Writing and Being (1991)
Contesto: I have said that nothing factual that I write or say will be as truthful as my fiction. The life, the opinions, are not the work, for it is in the tension between standing apart and being involved that the imagination transforms both. Let me give some minimal account of myself. I am what I suppose would be called a natural writer. I did not make any decision to become one. I did not, at the beginning, expect to earn a living by being read. I wrote as a child out of the joy of apprehending life through my senses — the look and scent and feel of things; and soon out of the emotions that puzzled me or raged within me and which took form, found some enlightenment, solace and delight, shaped in the written word.

“There are many proven explanations for natural phenomena now; and there are new questions of being arising out of some of the answers.

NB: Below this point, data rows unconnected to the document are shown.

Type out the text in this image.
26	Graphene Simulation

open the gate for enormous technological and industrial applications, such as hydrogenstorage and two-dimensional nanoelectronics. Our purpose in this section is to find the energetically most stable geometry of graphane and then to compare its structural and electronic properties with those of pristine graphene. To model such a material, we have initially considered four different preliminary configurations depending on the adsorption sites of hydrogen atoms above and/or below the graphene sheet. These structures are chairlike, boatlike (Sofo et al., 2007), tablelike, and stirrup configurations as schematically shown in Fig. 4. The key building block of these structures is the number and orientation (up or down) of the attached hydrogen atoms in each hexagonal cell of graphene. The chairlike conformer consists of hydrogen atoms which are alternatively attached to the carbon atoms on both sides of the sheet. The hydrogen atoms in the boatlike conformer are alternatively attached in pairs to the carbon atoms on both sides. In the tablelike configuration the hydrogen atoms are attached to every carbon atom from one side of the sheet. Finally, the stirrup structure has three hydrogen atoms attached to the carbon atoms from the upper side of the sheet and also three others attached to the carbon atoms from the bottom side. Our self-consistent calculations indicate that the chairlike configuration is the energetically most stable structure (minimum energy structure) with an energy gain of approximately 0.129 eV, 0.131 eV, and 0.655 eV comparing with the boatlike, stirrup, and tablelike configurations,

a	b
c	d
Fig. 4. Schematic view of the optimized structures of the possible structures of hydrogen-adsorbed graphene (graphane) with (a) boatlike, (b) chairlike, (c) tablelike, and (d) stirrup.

For this reason, the genre of myth has never been entirely abandoned, although we are inclined to think of it as archaic.”

Writing and Being (1991)
Contesto: There are many proven explanations for natural phenomena now; and there are new questions of being arising out of some of the answers. For this reason, the genre of myth has never been entirely abandoned, although we are inclined to think of it as archaic. If it dwindled to the children's bedtime tale in some societies, in parts of the world protected by forests or deserts from international megaculture it has continued, alive, to offer art as a system of mediation between the individual and being. And it has made a whirling comeback out of Space, an Icarus in the avatar of Batman and his kind, who never fall into the ocean of failure to deal with the gravity forces of life.

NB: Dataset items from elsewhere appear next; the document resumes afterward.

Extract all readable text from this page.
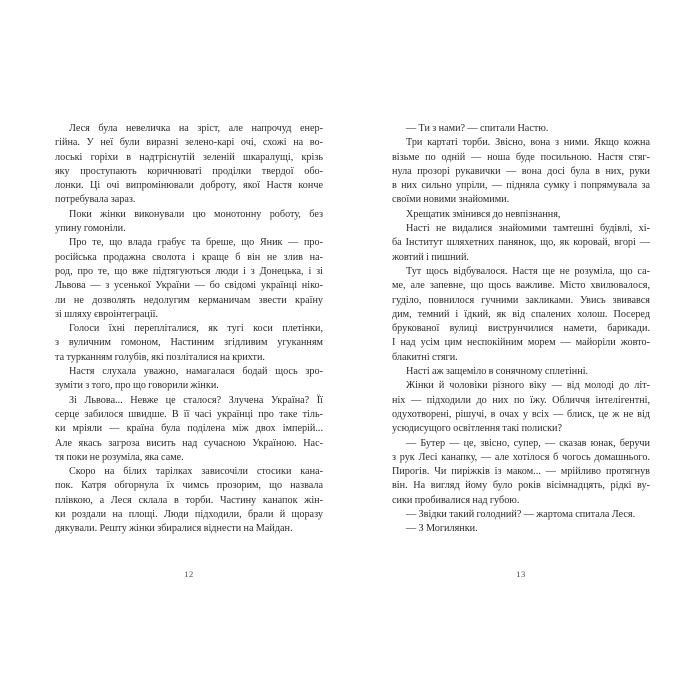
Леся була невеличка на зріст, але напрочуд енер-
гійна. У неї були виразні зелено-карі очі, схожі на во-
лоські горіхи в надтріснутій зеленій шкаралущі, крізь
яку проступають коричнюваті проділки твердої обо-
лонки. Ці очі випромінювали доброту, якої Настя конче
потребувала зараз.
Поки жінки виконували цю монотонну роботу, без
упину гомоніли.
Про те, що влада грабує та бреше, що Яник — про-
російська продажна сволота і краще б він не злив на-
род, про те, що вже підтягуються люди і з Донецька, і зі
Львова — з усенької України — бо свідомі українці ніко-
ли не дозволять недолугим керманичам звести країну
зі шляху євроінтеграції.
Голоси їхні перепліталися, як тугі коси плетінки,
з вуличним гомоном, Настиним згідливим угуканням
та турканням голубів, які позліталися на крихти.
Настя слухала уважно, намагалася бодай щось зро-
зуміти з того, про що говорили жінки.
Зі Львова... Невже це сталося? Злучена Україна? Її
серце забилося швидше. В її часі українці про таке тіль-
ки мріяли — країна була поділена між двох імперій...
Але якась загроза висить над сучасною Україною. Нас-
тя поки не розуміла, яка саме.
Скоро на білих тарілках зависочіли стосики кана-
пок. Катря обгорнула їх чимсь прозорим, що назвала
плівкою, а Леся склала в торби. Частину канапок жін-
ки роздали на площі. Люди підходили, брали й щоразу
дякували. Решту жінки збиралися віднести на Майдан.
12
— Ти з нами? — спитали Настю.
Три картаті торби. Звісно, вона з ними. Якщо кожна
візьме по одній — ноша буде посильною. Настя стяг-
нула прозорі рукавички — вона досі була в них, руки
в них сильно упріли, — підняла сумку і попрямувала за
своїми новими знайомими.
Хрещатик змінився до невпізнання,
Насті не видалися знайомими тамтешні будівлі, хі-
ба Інститут шляхетних панянок, що, як коровай, вгорі —
жовтий і пишний.
Тут щось відбувалося. Настя ще не розуміла, що са-
ме, але запевне, що щось важливе. Місто хвилювалося,
гуділо, повнилося гучними закликами. Увись звивався
дим, темний і їдкий, як від спалених холош. Посеред
брукованої вулиці виструнчилися намети, барикади.
І над усім цим неспокійним морем — майоріли жовто-
блакитні стяги.
Насті аж защеміло в сонячному сплетінні.
Жінки й чоловіки різного віку — від молоді до літ-
ніх — підходили до них по їжу. Обличчя інтелігентні,
одухотворені, рішучі, в очах у всіх — блиск, це ж не від
усюдисущого освітлення такі полиски?
— Бутер — це, звісно, супер, — сказав юнак, беручи
з рук Лесі канапку, — але хотілося б чогось домашнього.
Пирогів. Чи пиріжків із маком... — мрійливо протягнув
він. На вигляд йому було років вісімнадцять, рідкі ву-
сики пробивалися над губою.
— Звідки такий голодний? — жартома спитала Леся.
— З Могилянки.
13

“Writing is making sense of life. You work your whole life and perhaps you've made sense of one small area.”

Interview with Jannika Hurwitt, published in Paris Review, 88 (Summer 1983) 82–127; reprinted in Writers at Work: The Paris Review Interviews, Sixth Series (1984) (the interview took place in two parts: fall 1979/spring 1980)

“Presence of death standing by makes a sacrament of tenuous relationships.”

Yonder Mark (ed.), The Quotable Gordimer, 2014.

“Learning to write sent me falling, falling through the surface of the South African way of life.”